Debconf is the only peice of software I've written that is the first software to implement a spec. It could be the fault of debconf's spec, which I didn't write, but doing this seems to be a fairly sucky process, basically you're taking the result of an abstract committee process and trying to turn it into something useful, and you get to find all the bits that were not thought through. This is a unique problem to first implementations; later implementations can just ignore the spec.

Of course debconf is also one of the more important peices of software I've written, and it also laid a foundation that was used by a lot of other work I did later, including d-i, so the pain was worth it.

Come to think of it, in d-i I took the approach of writing a spec and mostly letting other people work out all the tricky bits it didn't anticipate, but that's another story..

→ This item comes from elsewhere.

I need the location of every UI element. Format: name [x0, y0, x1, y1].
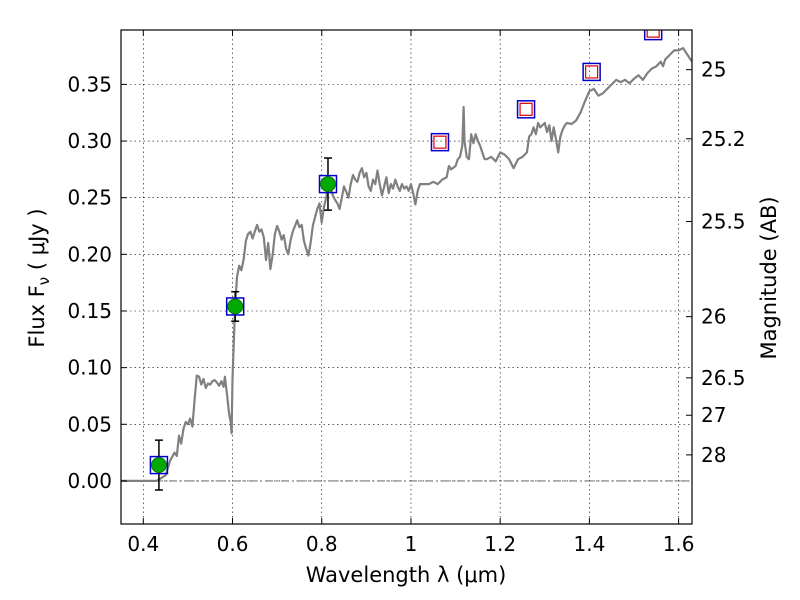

As to the code, it was my second foray into OO perl, after perlmoo, and it kinda shows. The shell code parts used to be the kind of shell a brain scarred by working on shoop will produce too, though they've since been sanified.

It seems like in the end it's going to be harder to transition everything over to the second implementation of the spec, cdebconf, than it was to write debconf in the first place. Still, I want to do it, since we have to have cdebconf for d-i and there's no point in mostly the same people maintaining two parallell implementations. Although some parts of cdebconf don't match the power of debconf, I doubt many people will notice.